Before entering into
the details, it is better to know the following terms…
1.The
Ready Forward:is in essence a secured short-term
(typically 15-day) loan from one bank to another. Bank has some securities
deposites at RBI.The borrowing bank actually sells the securities to the
lending bank and buys them back at the end of the period of the loan, typically
at a slightly higher price,as a pawnbroker lends against jeweller.
2.A Bank
Receipt:is a receipt for the money received
by the selling bank and pledges to deliver the securities to the buyer. In the
meantime, the securities are held in the seller’s trust by the buyer.
Now lets see how Mehta
used these instruments?
Armed
with these schemes, all Mehta needed now were banks which would readily issue
fake BRs, or ones without the guarantee of any government securities. His
search ended when he found that the Bank of Karad (BOK), Mumbai and the
Metropolitan Co-operative Bank (MCB) two small and little known lenders, were
willing to comply. The two banks agreed to issue BRs as and when required. Once
they issued the fake BRs, Mehta passed them on to other banks who in turn lent
him money, under the false assumption that they were lending against government
securities. Mehta used the money thus secured to enhance share prices in the
stock market.
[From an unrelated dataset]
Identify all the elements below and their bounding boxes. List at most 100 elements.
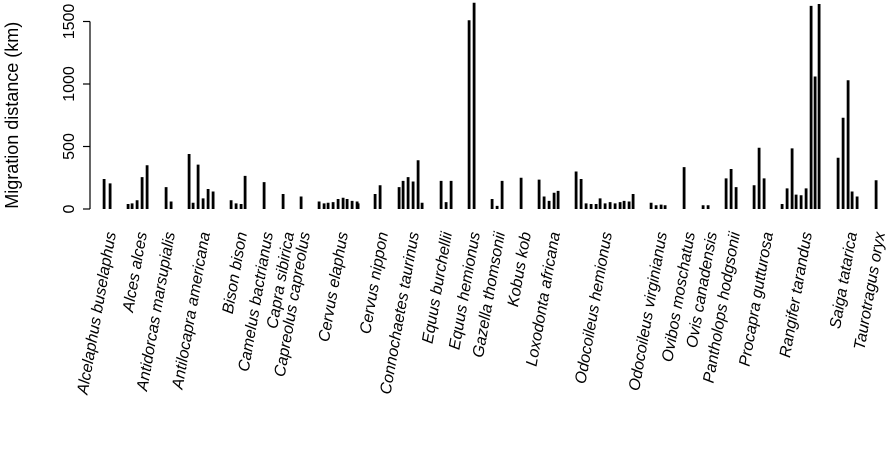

The shares were then sold for significant profits and the BR
retired when it was time to return the money to the bank.
The MAN’ipulation
Mehta
continued with his manipulative tactics, triggering a massive rise in the
prices of stock and thereby creating a feel-good market trajectory. However,
upon the exposure of the scam, several banks found they were holding BRs of no
value at all. Mehta had by then swindled the banks of a staggering Rs 4,000
crore. The scam came under scathing criticism in the Indian Parliament, leading
to Mehta's eventual imprisonment. The scam’s exposure led to the death of the
Chairman of the Vijaya Bank who reportedly committed suicide over the exposure.
He was guilty of having issued checks to Mehta and knew the backlash of
accusations he would have to face from the public.
A
few years later, Mehta made a brief comeback as a stock market expert and
started providing investment tips on his website and in a weekly newspaper
column. He worked with the owners of a few companies and recommended the shares
of those companies only. When he died in 2002, Mehta had been convicted in only
one of the 27 cases filed against him.